Major Events Since 1945

  • 1946: Over 800 Aboriginal workers took part in the 1946 Pilbara strike, the first such kind of action taken by Indigenous Australians.
  • 1947: Western Australia enters the country's domestic cricket competition, the Sheffield Shield. Though Western Australia only entered on a probationary basis, it managed to win the shield in its first season.
  • 1949: The worst aircraft accident in Western Australia occurred when the Douglas DC-3 Fitzroy crashed after take-off from Guildford aerodrome, killing all 18 people on board.
  • 1950: The worst civil aircraft accident in Australian history occurred when all 29 people on board the Douglas DC-4 Amana died after it crashed near York on a flight from Perth to Adelaide.
  • 1952: On 3 October the first nuclear bomb was exploded on Australian soil at the Montebello Islands. It was part of Operation Hurricane, Britain's first ever nuclear weapon test.
  • 1961: In arguably Western Australia's worst bushfire, many small communities were destroyed including 132 houses in Dwellingup. Fortunately there were no fatalities, but 800 people were left homeless.
  • 1961: Minerals boom begins with legislation allowing bauxite mining in jarrah forests. The economy is bolstered over the next two decades by nickel mines around Kalgoorlie and iron ore mines in the north-west.
  • 1964: Eric Edgar Cooke was the last person hanged in Western Australia.
  • 1964: On 31 December, Donald Campbell broke the world water speed record in the Bluebird K7 on Lake Dumbleyung. He reached 442 km/h. Campbell died in the same vehicle in 1967 in a later record attempt in England.
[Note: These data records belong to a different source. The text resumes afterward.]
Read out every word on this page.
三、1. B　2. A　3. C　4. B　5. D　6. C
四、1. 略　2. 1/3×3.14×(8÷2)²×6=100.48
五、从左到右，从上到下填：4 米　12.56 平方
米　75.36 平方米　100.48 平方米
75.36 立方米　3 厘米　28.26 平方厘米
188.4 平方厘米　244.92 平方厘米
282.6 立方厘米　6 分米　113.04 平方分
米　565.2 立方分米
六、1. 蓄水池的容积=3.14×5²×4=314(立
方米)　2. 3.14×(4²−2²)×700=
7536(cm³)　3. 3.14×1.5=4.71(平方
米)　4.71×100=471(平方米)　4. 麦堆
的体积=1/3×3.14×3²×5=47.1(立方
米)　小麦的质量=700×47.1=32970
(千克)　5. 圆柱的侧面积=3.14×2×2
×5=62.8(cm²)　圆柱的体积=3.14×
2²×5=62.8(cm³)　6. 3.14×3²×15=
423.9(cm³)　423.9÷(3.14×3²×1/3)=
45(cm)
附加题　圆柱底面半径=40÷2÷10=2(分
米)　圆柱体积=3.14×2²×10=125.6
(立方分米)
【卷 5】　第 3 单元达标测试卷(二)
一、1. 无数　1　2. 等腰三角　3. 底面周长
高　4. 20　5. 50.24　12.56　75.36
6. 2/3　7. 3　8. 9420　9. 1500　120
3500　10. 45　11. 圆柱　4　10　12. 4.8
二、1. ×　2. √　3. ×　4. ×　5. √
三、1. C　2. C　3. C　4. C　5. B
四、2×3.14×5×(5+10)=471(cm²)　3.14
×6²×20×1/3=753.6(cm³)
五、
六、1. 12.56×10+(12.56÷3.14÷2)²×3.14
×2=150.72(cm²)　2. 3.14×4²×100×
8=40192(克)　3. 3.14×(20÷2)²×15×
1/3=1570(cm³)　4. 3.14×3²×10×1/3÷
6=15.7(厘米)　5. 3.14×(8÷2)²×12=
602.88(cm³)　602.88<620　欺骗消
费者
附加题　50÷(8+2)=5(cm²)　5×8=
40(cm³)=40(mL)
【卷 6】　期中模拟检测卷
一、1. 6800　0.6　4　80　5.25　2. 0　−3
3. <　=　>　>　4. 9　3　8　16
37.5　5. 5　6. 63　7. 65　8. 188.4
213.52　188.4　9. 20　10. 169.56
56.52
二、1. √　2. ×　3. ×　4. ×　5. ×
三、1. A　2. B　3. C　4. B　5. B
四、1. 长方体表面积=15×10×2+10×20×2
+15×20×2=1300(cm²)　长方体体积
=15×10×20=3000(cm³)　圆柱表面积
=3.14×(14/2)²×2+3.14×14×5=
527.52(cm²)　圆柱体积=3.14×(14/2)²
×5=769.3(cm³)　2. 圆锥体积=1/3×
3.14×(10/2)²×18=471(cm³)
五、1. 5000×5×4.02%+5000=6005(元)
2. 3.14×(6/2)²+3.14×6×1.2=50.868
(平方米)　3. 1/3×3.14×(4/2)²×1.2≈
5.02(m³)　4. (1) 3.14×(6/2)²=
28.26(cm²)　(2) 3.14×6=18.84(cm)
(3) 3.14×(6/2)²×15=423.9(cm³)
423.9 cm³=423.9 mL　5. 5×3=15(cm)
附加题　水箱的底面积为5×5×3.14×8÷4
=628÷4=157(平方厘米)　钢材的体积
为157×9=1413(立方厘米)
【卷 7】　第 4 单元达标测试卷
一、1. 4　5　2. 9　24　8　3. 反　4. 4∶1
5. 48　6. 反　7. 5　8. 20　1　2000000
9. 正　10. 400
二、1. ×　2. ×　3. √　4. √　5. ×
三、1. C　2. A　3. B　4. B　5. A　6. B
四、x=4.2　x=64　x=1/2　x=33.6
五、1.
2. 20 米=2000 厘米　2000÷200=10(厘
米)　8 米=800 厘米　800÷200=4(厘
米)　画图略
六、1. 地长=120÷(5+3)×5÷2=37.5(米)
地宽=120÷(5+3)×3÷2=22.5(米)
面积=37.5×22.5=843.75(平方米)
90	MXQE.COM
  • 1967: Aboriginal people were recognized as Australian citizens with the right to vote
  • 1968: On 14 October, the town of Meckering was almost destroyed in Australia's second worst earthquake with a magnitude of 6.9 on the Richter Scale.
  • 1968: On 31 December, all 26 people on board MacRobertson Miller Airlines Flight 1750 from Perth to Port Hedland died when the aircraft, a Vickers Viscount, crashed near Port Hedland.
  • 1970: The Indian Pacific train completed its first journey by rail across the continent from Sydney to Perth. Though the transcontinental railway had been complete since 1917, this is the first time one train could make the journey uninterrupted by gauge changes.
  • 1979: The NASA space station Skylab crashed in the remote south eastern part of the state. Places like Rawlinna and Balladonia received international attention.
  • 1979: On 2 June 1979 there was a significant earthquake just east of Cadoux.
  • 1979: WAY 1979 and the publishing of the Sesquicentenary Celebrations Series (Western Australia) by the celebrations committee and Government.
  • 1983: Beginnings of WA Inc. Government deals with private businessmen lead to the loss of $600 million in public money and eventually a Royal Commission.